"The OPEC states -- even the rogues that aid terrorist groups -- will have a market for their product, and unilateral action by the U.S. would lead to much more damage than good, both economically and politically, with only downside for U.S. energy companies, their employees, and investors -- like Pickens."
-- This author, January 26 article
When I took issue with part of T. Boone Pickens' stance on OPEC, stating that his ideas were dangerous to domestic oil producers, I wasn't expecting to get a direct response from Pickens himself. However, the co-founder of Clean Energy Fuels, owner of private investment company BP Capital, and hardcore advocate of wind and natural gas through his Pickens Plan, reached out to to offer specific thoughts and feedback.
While I walked away from the conversation with essentially the same -- if a little more moderated -- opinion, Pickens' insight is certainly worthy of sharing with readers.
Social commitments change the game
There's no denying that the actual cost of getting oil out of the conventional oil fields in Saudi Arabia, Iran, and other Persian Gulf states is significantly lower than producing from shale reserves like the Bakken in North Dakota and Montana. Primary oil producers like Continental Resources (NYSE:CLR), and companies like Pioneer Natural Resources (NYSE:PXD) and Ultra Petroleum (OTC:UPL), which are increasingly producing more oil, rely on oil prices remaining relatively high. OPEC nations could artificially drive prices lower by ramping up output, pushing global oil prices down, causing real harm to U.S. producers, in the event the U.S. made a decision to cut off OPEC imports.
However, Pickens asserts that the events over the past few years, starting with the "Arab Spring" in 2010, which saw no less than four government overthrows and a half-dozen serious protests in other countries, have caused rulers in the region to see the risks of civil unrest. The biggest oil producers, like Saudi Arabia, Kuwait, and Qatar largely managed to avoid social unrest due to massive social programs that are funded by oil. Pickens believes that Saudi Arabia alone spends $60 per barrel of oil -- approximately $9,000 per year per Saudi citizen -- on social programs. As Pickens points out, this dependence on oil revenue for social programs represents a real threat to the Saudi royal family if oil prices head south. This likely extends to other, smaller kingdoms, with similar per-capita spending to support -- and pacify -- its citizens.

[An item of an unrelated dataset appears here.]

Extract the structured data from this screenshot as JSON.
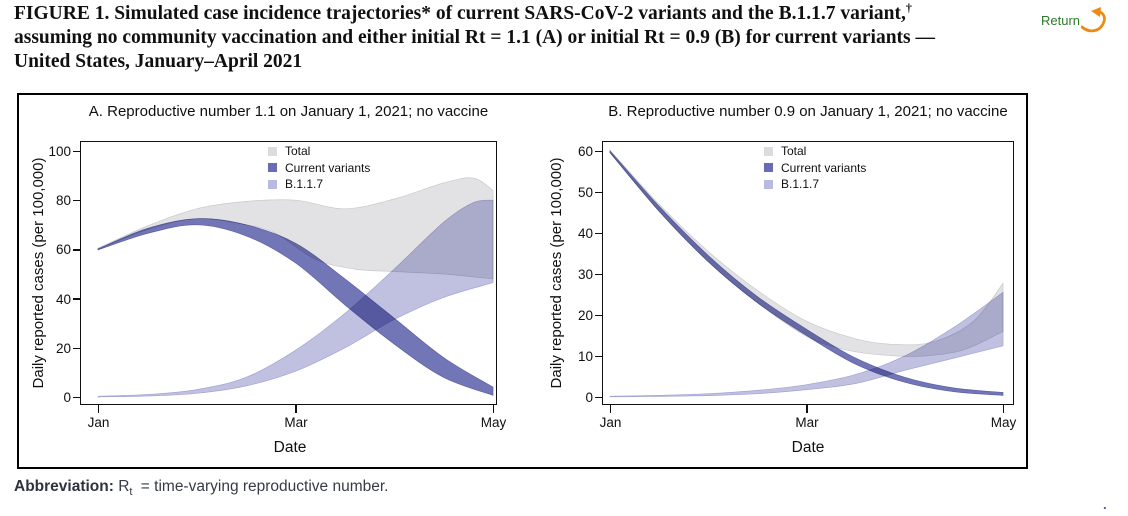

Publicly, Saudi Arabia seems to be favoring U.S. oil. Saudi Oil minister Ali al-Naimi recently said that shale oil "is a welcome addition to the world's reserves."
Growing global demand helps; the free market is key
When I asked Pickens specifically about the government's role in this, his answer wasn't direct, but the point was clear. He advocates for a "North American Energy Alliance," as he calls it, and there's a lot of truth to the potential for the U.S., Canada, and Mexico being stronger trading partners in oil. The heart of his argument is a simple one. It doesn't make sense for Canada to send its tar sands oil to the Canadian coast and ship it thousands of miles away to Europe or Asia when the U.S. is importing massive amounts of oil from the Middle East and Venezuela.
The recent positive news for Transcanada's (NYSE:TRP) Keystone XL, passing a big hurdle and moving closer to approval, could be one step toward making this "Energy Alliance" a reality. Not only is America's political relationship with Canada and Mexico stronger than any of the OPEC producers, the economic benefits of regional oil, versus transatlantic shipping, aren't fictional. While there are environmental concerns with stretching a massive pipeline across the middle of the country, the bottom line is this Canadian oil is going to be produced and sold on the market. Importing it into the U.S. would simply offset imports from another part of the world, and wouldn't require unilateral action by the U.S. government to cut off any of the OPEC suppliers directly.
As to Mexico's role, recent moves to allow government-owned Pemex to partner with private companies to increase its production could potentially lead to even more offsetting of overseas imports. For U.S. producers like Continental and Pioneer, with strong technical expertise in shale production, the Mexican market could present an opportunity for growth over the next decade.
Final thoughts: Government should get out of the way while fostering development
Pickens has pointed out many times that the U.S. doesn't have an energy plan. With the Keystone XL pipeline, for example, the Department of Energy has played almost no role. The State Department handles the cross-border aspect of the pipeline, and was the key agency handling the environmental study just completed. Though the Keystone XL would tie into U.S. pipelines feeding domestic refineries and not reach the Gulf for export, any exporting of oil would be the purview of the Department of Commerce.
Pickens points to this lack of a singular entity being involved as one of the problems with America's energy policy. At the end of the day, it seems that his focus is more on the government getting out of the way by approving the Keystone XL pipeline, while also helping to accelerate the advancement of wind, solar, and natural gas through legislation like the Natural Gas Act -- which would pave the way for adoption of NG as a transportation fuel.
While Pickens' rhetoric may be aggressive at times, the core of his beliefs certainly rings true, as long as the economics of expensive oil and cheap domestic natural gas hold up. For that to remain the case, the U.S. will likely depend on at least some OPEC oil for the foreseeable future.